Auf den Punkt gebracht, bedeutet die neue Entscheidung Folgendes: Derjenige, der als Beteiligter einer Erbengemeinschaft einen Erbanteil an einer Erbmasse erwirbt, zu der auch ein Grundstück gehört, das er nachfolgend innerhalb von zehn Jahren veräußert, löst kein privates Veräußerungsgeschäft aus. Soweit der Bundesfinanzhof in seinem Urteil vom 20. April 2004 eine hiervon abweichende Auffassung vertreten hat, hält er hieran nicht länger fest.
Es bleibt abzuwarten, wie die Finanzverwaltung auf die neue Entscheidung reagieren wird, und ob sie ihre bisherige Auffassung ändert.
Keine Steuerbefreiung für Verkauf eines Gartengrundstücks
Im Streitfall erwarben die Steuerpflichtigen ein Grundstück mit einem alten Bauernhofgebäude. Das Gebäude bewohnten sie selbst. Das Gebäude war von einem fast 4.000 Quadratmeter großen Grundstück umgeben. Dieses nutzten die Steuerpflichtigen als Garten.
Später teilten sie das Grundstück in zwei Teilflächen. Sie bewohnten weiterhin das Haus auf dem einen Teilstück. Den anderen – unbebauten – Grundstücksteil veräußerten sie innerhalb der zehnjährigen Veräußerungsfrist. Das Finanzamt sah hierin einen steuerpflichtigen Vorgang und besteuerte den Veräußerungsgewinn. Dagegen machten die Steuerpflichtigen eine Befreiung von der Einkommensteuer wegen einer Nutzung zu eigenen Wohnzwecken geltend – jedoch zu Unrecht, wie der Bundesfinanzhof befand.
Er stellte klar, dass eine Ausnahme von der Besteuerung nur dann vorliegt, wenn die Immobilie vom Steuerpflichtigen bewohnt wird.
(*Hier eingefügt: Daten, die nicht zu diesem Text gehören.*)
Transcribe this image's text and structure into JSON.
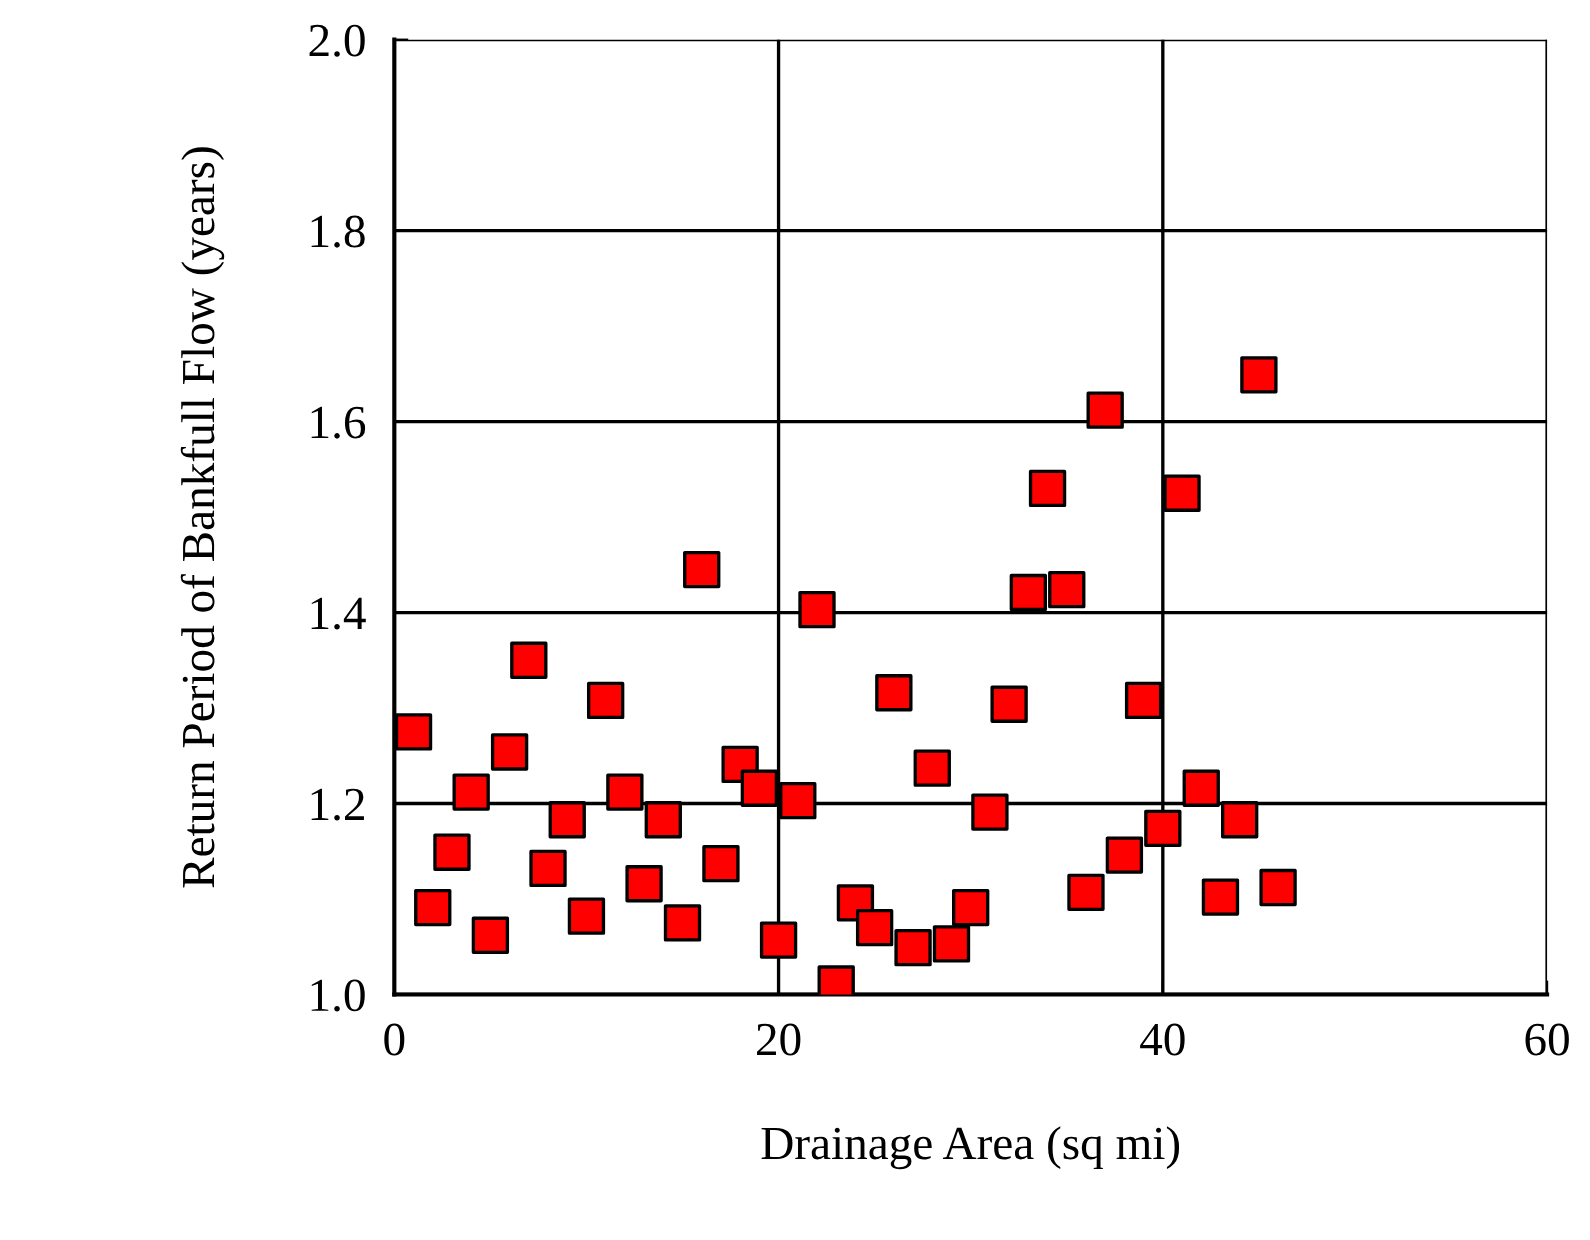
{
  "chart_data": {
    "type": "scatter",
    "xlabel": "Drainage Area (sq mi)",
    "ylabel": "Return Period of Bankfull Flow (years)",
    "x": [
      1,
      2,
      3,
      4,
      5,
      6,
      7,
      8,
      9,
      10,
      11,
      12,
      13,
      14,
      15,
      16,
      17,
      18,
      19,
      20,
      21,
      22,
      23,
      24,
      25,
      26,
      27,
      28,
      29,
      30,
      31,
      32,
      33,
      34,
      35,
      36,
      37,
      38,
      39,
      40,
      41,
      42,
      43,
      44,
      45,
      46
    ],
    "series": [
      {
        "color": "#ff0000",
        "values": [
          1.275,
          1.091,
          1.149,
          1.212,
          1.062,
          1.254,
          1.35,
          1.132,
          1.183,
          1.082,
          1.308,
          1.212,
          1.116,
          1.183,
          1.075,
          1.445,
          1.137,
          1.241,
          1.216,
          1.057,
          1.203,
          1.403,
          1.011,
          1.096,
          1.07,
          1.316,
          1.049,
          1.237,
          1.053,
          1.091,
          1.191,
          1.304,
          1.421,
          1.53,
          1.424,
          1.107,
          1.612,
          1.146,
          1.308,
          1.174,
          1.525,
          1.216,
          1.102,
          1.183,
          1.649,
          1.112
        ]
      }
    ],
    "xlim": [
      0,
      60
    ],
    "xticks": [
      0,
      20,
      40,
      60
    ],
    "ylim": [
      1.0,
      2.0
    ],
    "yticks": [
      {
        "value": 1.0,
        "label": "1.0"
      },
      {
        "value": 1.2,
        "label": "1.2"
      },
      {
        "value": 1.4,
        "label": "1.4"
      },
      {
        "value": 1.6,
        "label": "1.6"
      },
      {
        "value": 1.8,
        "label": "1.8"
      },
      {
        "value": 2.0,
        "label": "2.0"
      }
    ],
    "grid": true,
    "marker": "square",
    "legend": false
  }
}
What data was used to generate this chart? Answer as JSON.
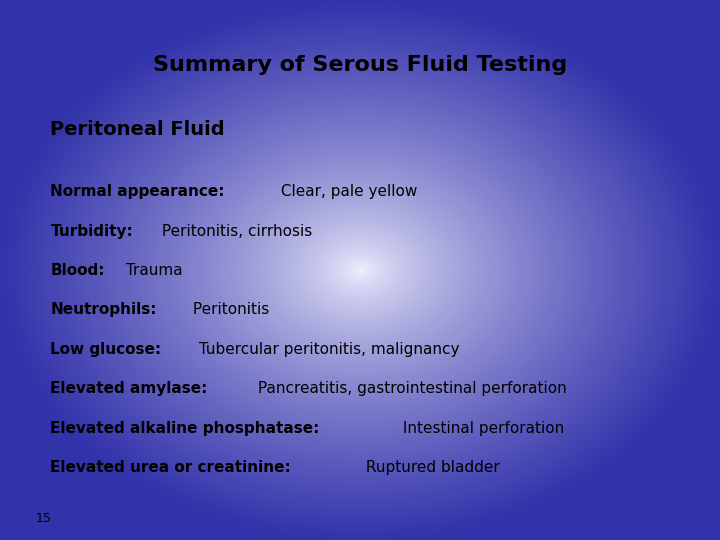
{
  "title": "Summary of Serous Fluid Testing",
  "subtitle": "Peritoneal Fluid",
  "lines": [
    {
      "bold": "Normal appearance:",
      "normal": " Clear, pale yellow"
    },
    {
      "bold": "Turbidity:",
      "normal": " Peritonitis, cirrhosis"
    },
    {
      "bold": "Blood:",
      "normal": " Trauma"
    },
    {
      "bold": "Neutrophils:",
      "normal": " Peritonitis"
    },
    {
      "bold": "Low glucose:",
      "normal": " Tubercular peritonitis, malignancy"
    },
    {
      "bold": "Elevated amylase:",
      "normal": " Pancreatitis, gastrointestinal perforation"
    },
    {
      "bold": "Elevated alkaline phosphatase:",
      "normal": " Intestinal perforation"
    },
    {
      "bold": "Elevated urea or creatinine:",
      "normal": " Ruptured bladder"
    }
  ],
  "footer": "15",
  "bg_outer_color": "#3333aa",
  "title_fontsize": 16,
  "subtitle_fontsize": 14,
  "body_fontsize": 11,
  "footer_fontsize": 9,
  "text_color": "#000000",
  "inner_color_r": 0.95,
  "inner_color_g": 0.95,
  "inner_color_b": 1.0,
  "outer_color_r": 0.2,
  "outer_color_g": 0.2,
  "outer_color_b": 0.67
}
Mangels eines auf dem Grundstück befindlichen Gebäudes können unbebaute Grundstücke jedoch nicht bewohnt werden, sodass der Befreiungstatbestand nicht greift. Dies gilt auch, wenn ein vorher als Garten genutzter Grundstücksteil abgetrennt und dann veräußert wird.
Zu beachten ist, dass mit der Teilung aus dem bis dahin einheitlichen Wirtschaftsgut Grund und Boden zwei neue Wirtschaftsgüter (Grundstücke) entstehen, deren Nutzung zu eigenen Wohnzwecken jeweils getrennt zu betrachten ist.
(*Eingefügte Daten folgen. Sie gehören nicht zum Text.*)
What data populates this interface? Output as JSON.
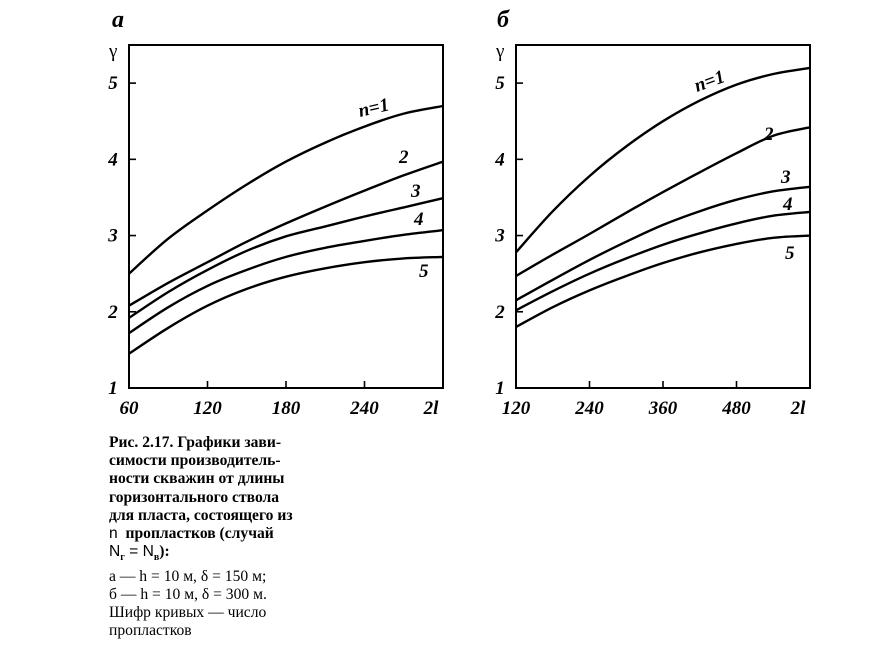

Keine eigenen Wohnzwecke bei Nutzung durch (Schwieger-)Mutter
Ehegatten überließen eine ihnen gehörende Wohnung an die (Schwieger-)Mutter. Nach deren Tod verkauften sie die Wohnung innerhalb der Zehnjahresfrist und machten für den Veräußerungsgewinn eine Steuerbefreiung wegen Selbstnutzung geltend, da ihnen die Nutzung der Wohnung durch die (Schwieger-)Mutter als Eigennutzung zuzurechnen sei.
Auch in diesem Fall hat der Bundesfinanzhof zulasten der Steuerpflichtigen entschieden. Der Ausdruck »Nutzung zu eigenen Wohnzwecken« setzt grundsätzlich voraus, dass die Immobilie vom Steuerpflichtigen bewohnt wird. Der Steuerpflichtige muss das Gebäude zumindest auch selbst nutzen; unschädlich ist, wenn er es gemeinsam mit seinen Familienangehörigen oder einem Dritten bewohnt.
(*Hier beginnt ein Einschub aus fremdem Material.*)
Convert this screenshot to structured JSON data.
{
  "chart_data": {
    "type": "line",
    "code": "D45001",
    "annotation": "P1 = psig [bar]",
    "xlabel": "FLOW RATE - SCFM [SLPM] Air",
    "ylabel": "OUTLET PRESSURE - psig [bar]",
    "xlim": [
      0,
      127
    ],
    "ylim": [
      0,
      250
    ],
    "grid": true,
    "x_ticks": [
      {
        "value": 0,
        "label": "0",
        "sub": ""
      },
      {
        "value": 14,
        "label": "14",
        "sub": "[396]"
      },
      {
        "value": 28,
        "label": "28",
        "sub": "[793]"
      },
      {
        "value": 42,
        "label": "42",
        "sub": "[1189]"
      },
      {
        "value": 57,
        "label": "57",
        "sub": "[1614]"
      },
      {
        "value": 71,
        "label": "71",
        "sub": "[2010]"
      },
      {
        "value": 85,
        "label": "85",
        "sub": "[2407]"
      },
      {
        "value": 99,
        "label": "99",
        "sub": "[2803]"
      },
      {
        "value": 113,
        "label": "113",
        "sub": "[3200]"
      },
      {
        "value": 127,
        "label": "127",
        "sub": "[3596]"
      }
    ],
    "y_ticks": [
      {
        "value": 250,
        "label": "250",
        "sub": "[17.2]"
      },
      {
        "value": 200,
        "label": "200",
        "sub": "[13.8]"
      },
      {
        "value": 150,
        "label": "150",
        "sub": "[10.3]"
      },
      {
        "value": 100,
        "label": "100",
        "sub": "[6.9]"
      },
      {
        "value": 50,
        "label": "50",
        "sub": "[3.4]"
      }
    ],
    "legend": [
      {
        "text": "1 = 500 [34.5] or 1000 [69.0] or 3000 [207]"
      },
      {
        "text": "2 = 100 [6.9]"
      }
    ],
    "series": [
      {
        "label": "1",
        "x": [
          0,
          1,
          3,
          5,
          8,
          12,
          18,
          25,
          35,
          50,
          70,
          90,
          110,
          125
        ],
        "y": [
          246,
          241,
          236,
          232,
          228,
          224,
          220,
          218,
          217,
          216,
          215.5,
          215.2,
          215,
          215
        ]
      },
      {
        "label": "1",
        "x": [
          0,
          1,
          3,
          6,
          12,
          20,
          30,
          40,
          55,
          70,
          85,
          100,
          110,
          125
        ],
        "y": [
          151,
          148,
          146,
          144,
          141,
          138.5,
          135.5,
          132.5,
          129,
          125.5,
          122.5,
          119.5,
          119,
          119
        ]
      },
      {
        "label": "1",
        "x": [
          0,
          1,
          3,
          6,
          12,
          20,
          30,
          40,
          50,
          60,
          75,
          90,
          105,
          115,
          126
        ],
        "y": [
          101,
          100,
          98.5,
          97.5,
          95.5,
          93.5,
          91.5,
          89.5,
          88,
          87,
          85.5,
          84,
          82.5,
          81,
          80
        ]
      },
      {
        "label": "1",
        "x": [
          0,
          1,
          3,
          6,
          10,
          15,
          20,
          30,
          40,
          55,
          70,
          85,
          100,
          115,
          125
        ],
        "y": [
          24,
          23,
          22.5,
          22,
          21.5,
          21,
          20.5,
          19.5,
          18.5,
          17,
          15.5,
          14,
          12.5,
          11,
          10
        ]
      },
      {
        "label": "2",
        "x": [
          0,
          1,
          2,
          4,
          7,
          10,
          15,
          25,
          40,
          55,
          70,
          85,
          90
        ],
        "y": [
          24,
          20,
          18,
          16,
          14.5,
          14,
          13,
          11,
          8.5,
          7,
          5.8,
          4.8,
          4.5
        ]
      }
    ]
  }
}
Ein Gebäude wird zwar auch zu eigenen Wohnzwecken genutzt, wenn der Steuerpflichtige es einem einkommensteuerlich zu berücksichtigenden Kind unentgeltlich zu Wohnzwecken überlässt. Keine Nutzung zu eigenen Wohnzwecken liegt hingegen vor, wenn die Überlassung nicht ausschließlich an ein einkommensteuerlich zu berücksichtigendes Kind, sondern zugleich an einen Dritten (zum Beispiel die Kindesmutter) erfolgt.